How to Use Lighting in a Photography Studio

The art of producing images which look three dimensional require the use of photography studio lighting. Light placed at certain angles with respect to the subject impart a rounded look to the photograph. There are two possible methods of setting up lights in a studio; floor method and ceiling method. In the former method, lights are mounted on stands whereas in the latter method, lights are mounted on a rail ceiling. Here is how you can use lighting inside a photo studio in order to get the best possible results.


  • 1

    The positioning of lights in the studio, camera and the subject is done referring to the 1 to 12 numbers on an analogue clock. The 12 o’clock position will act as the background of the studio. The background is a plain sheet in most cases.

  • 2

    The subject has to be positioned at a distance of approximately 5 to 6 feet from the background, exactly halfway of the background. This will position the subject at the point where the hands of an analogue clock pivot. This point is also the centre of the analogue clock.

  • 3

    Place the camera, approximately at a distance of 5 feet from the subject, at the 6 o'clock position of an analogue clock. If you want to make changes to the depth of field or perspective, you can either move the camera towards or away from the subject.

  • 4

    The brightest light needs to go midway between the 7 o'clock and 8 o'clock positions. The distance between the main light and the subject will be less than the distance between the camera and the subject. The main light is responsible for illuminating the subject properly.

  • 5

    The second light which is also known as the fill light has to be positioned at the 5 o'clock position.
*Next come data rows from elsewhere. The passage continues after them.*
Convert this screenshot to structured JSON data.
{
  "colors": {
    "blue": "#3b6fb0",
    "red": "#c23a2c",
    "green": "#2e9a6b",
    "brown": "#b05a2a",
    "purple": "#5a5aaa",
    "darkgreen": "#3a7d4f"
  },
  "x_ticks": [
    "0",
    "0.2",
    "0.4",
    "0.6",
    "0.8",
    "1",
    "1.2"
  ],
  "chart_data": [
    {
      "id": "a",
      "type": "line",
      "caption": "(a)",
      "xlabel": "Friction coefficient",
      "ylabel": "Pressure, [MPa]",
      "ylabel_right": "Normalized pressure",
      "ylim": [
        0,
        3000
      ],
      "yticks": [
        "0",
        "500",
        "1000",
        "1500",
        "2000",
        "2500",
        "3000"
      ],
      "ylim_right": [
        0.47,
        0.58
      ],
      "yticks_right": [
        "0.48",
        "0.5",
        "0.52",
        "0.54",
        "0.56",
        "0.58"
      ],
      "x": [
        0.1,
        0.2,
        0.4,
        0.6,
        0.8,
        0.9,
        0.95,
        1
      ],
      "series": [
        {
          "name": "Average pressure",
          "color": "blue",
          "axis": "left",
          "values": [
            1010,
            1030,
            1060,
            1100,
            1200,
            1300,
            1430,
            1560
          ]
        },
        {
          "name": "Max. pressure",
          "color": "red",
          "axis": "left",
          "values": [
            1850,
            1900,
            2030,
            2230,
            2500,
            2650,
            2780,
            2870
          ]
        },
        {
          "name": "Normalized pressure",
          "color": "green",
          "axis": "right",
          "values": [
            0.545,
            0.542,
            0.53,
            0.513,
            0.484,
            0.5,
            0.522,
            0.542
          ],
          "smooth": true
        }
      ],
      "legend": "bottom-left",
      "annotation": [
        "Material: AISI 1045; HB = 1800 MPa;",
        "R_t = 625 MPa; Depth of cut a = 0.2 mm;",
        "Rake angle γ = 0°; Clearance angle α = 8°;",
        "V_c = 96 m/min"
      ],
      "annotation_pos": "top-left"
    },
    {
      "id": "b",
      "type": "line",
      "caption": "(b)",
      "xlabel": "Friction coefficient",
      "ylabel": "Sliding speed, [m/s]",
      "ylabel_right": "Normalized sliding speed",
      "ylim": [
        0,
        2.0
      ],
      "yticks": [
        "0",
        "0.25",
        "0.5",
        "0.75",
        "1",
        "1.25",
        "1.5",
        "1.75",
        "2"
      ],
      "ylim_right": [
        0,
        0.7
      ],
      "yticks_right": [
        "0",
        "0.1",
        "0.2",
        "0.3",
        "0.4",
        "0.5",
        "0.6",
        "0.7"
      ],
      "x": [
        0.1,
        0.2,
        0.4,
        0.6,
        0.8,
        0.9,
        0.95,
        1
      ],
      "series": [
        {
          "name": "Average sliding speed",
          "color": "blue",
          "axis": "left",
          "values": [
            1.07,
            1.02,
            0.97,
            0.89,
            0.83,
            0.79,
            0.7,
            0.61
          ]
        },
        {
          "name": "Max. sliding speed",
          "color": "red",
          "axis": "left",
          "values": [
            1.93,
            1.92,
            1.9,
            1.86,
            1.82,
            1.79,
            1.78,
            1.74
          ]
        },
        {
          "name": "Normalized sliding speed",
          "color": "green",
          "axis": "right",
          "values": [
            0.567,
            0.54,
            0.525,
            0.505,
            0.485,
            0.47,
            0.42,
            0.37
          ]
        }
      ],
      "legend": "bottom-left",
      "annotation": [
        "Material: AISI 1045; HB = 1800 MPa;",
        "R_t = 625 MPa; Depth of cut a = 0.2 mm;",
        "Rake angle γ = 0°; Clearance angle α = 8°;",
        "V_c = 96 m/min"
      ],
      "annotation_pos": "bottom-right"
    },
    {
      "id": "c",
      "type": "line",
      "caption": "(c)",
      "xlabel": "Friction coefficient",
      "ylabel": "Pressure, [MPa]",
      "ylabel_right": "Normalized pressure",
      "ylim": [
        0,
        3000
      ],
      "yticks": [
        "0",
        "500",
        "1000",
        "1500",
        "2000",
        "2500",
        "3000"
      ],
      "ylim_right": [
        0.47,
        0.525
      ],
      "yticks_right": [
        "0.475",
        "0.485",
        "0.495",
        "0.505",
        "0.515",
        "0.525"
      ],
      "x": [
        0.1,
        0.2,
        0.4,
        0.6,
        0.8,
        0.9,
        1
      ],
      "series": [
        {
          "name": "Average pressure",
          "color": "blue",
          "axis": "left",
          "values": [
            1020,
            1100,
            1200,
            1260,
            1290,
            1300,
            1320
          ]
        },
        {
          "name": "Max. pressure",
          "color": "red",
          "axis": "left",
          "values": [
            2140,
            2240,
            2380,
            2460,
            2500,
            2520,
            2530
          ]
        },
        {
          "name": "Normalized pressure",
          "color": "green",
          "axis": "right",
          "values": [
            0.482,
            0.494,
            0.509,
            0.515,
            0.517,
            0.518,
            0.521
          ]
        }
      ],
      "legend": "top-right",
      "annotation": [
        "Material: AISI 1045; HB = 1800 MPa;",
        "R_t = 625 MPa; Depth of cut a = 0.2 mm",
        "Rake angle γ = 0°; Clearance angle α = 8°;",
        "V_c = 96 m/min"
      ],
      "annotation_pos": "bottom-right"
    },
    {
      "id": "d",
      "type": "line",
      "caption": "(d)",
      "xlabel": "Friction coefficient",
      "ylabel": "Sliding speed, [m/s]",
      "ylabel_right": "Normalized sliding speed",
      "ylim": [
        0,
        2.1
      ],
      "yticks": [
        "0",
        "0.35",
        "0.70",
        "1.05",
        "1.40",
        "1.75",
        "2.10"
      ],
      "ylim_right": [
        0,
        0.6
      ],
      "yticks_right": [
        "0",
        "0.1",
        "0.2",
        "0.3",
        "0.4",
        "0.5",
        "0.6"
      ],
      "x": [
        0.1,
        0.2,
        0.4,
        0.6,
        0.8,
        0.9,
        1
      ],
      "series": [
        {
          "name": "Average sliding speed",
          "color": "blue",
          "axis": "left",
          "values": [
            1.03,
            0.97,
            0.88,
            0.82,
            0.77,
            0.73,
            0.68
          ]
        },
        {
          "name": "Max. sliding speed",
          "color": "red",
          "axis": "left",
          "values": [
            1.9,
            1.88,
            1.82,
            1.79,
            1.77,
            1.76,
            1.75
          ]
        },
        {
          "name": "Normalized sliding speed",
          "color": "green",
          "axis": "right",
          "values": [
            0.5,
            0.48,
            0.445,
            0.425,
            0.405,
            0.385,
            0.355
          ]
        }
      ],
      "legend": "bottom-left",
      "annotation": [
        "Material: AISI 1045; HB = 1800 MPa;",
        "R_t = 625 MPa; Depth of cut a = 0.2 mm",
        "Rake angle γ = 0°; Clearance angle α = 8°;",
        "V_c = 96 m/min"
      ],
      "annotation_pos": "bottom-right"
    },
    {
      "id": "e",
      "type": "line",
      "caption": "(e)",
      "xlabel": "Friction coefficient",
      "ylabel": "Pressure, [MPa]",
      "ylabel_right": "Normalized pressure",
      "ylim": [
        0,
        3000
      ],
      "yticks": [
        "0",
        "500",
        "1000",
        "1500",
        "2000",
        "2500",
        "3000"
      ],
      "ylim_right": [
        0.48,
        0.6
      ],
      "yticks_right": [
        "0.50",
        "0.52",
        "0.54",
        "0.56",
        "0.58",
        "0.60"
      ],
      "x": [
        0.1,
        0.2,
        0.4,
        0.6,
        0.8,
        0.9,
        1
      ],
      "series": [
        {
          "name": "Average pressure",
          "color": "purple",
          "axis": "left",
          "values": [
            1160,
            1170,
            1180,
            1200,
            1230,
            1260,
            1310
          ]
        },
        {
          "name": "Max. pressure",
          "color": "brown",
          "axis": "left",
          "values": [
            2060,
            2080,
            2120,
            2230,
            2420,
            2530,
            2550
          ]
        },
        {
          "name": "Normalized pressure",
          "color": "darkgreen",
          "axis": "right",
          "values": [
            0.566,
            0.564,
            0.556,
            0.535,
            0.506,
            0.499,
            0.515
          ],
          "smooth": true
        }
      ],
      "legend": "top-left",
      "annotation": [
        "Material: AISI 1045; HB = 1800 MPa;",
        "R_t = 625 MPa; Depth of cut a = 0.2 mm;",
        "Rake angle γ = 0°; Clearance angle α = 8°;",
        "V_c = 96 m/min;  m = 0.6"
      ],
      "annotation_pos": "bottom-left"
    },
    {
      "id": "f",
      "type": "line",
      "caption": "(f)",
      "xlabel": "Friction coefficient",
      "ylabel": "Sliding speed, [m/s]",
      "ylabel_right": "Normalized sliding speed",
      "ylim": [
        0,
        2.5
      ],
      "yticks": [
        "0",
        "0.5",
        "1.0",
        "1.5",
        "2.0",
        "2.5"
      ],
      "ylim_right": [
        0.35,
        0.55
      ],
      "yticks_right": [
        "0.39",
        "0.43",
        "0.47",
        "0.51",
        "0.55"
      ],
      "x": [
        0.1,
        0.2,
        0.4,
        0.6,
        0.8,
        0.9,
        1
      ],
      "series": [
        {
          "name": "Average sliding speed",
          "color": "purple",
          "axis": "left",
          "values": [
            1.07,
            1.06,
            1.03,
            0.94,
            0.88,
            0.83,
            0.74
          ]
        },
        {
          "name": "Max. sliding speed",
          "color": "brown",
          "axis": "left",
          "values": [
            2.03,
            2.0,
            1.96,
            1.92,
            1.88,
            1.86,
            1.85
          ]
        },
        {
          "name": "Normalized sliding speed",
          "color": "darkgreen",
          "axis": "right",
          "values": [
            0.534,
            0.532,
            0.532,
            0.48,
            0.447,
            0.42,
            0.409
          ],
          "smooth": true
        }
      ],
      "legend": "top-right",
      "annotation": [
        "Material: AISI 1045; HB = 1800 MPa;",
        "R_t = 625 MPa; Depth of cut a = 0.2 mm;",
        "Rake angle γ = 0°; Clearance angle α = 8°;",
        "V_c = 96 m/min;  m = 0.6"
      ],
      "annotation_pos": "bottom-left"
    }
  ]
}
Generally, power of the fill light is half the power of the main light. Fill light is responsible for preventing harsh shadows on the subject. You may want to adjust the fill light’s power to a desired level.

  • 6

    A third light also known as the hair light goes at the 1 o'clock position. Make sure that the hair light is out of the camera’s view but is relatively close to the subject. The hair light can either be focused at the subject or at the background. Considering taking the photograph with the hair light focused at both possible locations.